Неупокоя усадили близко к голове стола, справа — Михаилу, а слева втёрся развязный панич, заметно трезвее остальных. Его обходительные манеры вызывали не то что подозрение, а смутное опасение за свой карман. Едва дождавшись, когда панство обсудит «цудоуну» встречу друзей-московитов (узнать бы, кто сотворил это «цудо»), панич спросил без околичностей, «якую рухлядь привезли посольские для продаж». Неупокой решил, что молодой служебник Остафия Воловича работает без фортелей, грубовато. Тот гнул своё: може, не меха, так серебро? Михайло огорошил:

   — Пан Меркурий Невклюдов — княж Курбского убеглый врядник.

Для беглого Невклюдов слишком вылезал на свет. Если король хотел бы потрафить Курбскому, звенеть Меркурию не серебром, а чем попроще. Король, наверно, озлился на недавнего любимца и показывал, что самовластие, неподчинение законам Речи Посполитой — дрючок о двух концах.

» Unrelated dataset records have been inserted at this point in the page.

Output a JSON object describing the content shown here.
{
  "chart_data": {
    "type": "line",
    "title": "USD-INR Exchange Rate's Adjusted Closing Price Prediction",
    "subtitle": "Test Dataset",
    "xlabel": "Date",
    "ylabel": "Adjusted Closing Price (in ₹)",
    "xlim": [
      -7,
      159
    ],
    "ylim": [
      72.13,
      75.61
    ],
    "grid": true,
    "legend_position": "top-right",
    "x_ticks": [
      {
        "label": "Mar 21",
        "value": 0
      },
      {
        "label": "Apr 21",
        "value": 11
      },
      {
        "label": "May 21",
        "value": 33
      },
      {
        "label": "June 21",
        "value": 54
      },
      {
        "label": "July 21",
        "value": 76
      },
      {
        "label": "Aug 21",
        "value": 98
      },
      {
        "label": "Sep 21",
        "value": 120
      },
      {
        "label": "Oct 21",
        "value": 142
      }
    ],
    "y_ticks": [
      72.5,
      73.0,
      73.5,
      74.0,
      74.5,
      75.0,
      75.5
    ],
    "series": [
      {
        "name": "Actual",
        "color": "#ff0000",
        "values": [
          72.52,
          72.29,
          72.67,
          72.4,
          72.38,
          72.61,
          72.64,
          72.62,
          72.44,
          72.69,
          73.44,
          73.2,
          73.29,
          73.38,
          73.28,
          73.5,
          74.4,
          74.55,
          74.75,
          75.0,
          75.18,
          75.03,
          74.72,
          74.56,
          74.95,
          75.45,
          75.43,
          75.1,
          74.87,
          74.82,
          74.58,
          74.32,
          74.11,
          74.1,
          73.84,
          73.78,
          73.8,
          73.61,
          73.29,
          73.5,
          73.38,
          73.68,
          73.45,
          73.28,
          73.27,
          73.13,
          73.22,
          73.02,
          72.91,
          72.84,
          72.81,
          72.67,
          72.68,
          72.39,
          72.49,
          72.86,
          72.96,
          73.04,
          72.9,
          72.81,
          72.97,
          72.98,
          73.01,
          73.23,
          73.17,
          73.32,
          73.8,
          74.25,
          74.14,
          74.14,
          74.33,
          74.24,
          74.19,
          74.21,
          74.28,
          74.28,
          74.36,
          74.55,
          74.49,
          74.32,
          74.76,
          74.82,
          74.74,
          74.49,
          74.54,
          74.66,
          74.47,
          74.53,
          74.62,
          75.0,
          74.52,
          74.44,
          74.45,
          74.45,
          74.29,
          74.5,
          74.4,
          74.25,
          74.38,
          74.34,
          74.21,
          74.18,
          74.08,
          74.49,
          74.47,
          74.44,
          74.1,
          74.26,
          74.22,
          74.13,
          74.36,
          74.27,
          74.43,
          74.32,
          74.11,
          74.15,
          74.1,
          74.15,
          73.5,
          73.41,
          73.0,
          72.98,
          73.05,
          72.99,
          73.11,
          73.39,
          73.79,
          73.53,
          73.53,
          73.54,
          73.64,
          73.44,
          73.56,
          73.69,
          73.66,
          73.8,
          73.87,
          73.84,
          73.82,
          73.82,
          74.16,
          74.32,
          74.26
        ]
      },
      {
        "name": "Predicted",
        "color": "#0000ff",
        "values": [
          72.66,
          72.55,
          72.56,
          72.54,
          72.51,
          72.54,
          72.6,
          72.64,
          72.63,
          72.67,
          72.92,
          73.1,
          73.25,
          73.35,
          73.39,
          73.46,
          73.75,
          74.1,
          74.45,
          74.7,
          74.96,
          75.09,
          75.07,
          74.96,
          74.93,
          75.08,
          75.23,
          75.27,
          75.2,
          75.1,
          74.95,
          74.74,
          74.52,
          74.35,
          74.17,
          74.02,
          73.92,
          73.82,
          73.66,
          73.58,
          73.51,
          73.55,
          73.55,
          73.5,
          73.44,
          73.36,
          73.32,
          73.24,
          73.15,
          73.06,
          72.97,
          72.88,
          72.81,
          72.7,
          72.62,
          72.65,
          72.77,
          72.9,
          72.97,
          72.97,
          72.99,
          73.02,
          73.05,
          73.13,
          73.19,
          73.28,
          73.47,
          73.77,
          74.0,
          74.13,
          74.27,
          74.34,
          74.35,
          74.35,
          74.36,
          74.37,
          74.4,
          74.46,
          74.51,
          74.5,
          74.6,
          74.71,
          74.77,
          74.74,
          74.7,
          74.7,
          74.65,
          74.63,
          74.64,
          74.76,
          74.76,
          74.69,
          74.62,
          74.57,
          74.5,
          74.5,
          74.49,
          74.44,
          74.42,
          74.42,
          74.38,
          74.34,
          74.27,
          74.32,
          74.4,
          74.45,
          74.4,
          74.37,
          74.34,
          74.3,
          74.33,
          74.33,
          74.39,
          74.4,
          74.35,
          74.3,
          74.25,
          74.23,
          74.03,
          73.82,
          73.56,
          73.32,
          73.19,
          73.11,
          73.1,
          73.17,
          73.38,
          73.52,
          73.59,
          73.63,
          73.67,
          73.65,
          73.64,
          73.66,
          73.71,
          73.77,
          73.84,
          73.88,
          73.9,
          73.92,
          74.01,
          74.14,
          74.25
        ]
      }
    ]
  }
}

   — Без рухляди и серебра не ездим, — переменился Неупокой. — Пан мает нечто на обмену?

   — Але великий князь и царь стратил интэрэс до отъезжиков?

Интерес не иссяк, конечно. Каждый посланник получал задание узнать, как поживает Курбский. Но в нынешнем наказе Нащокину о нём не поминалось, Нагому хватало иных забот. Неупокою — тоже.

   — Маю бланкеты князя и некие тайны по делу господарскому, — ввинчивал Меркурий. — Пан Осцик цену спрашивал, да я придерживал.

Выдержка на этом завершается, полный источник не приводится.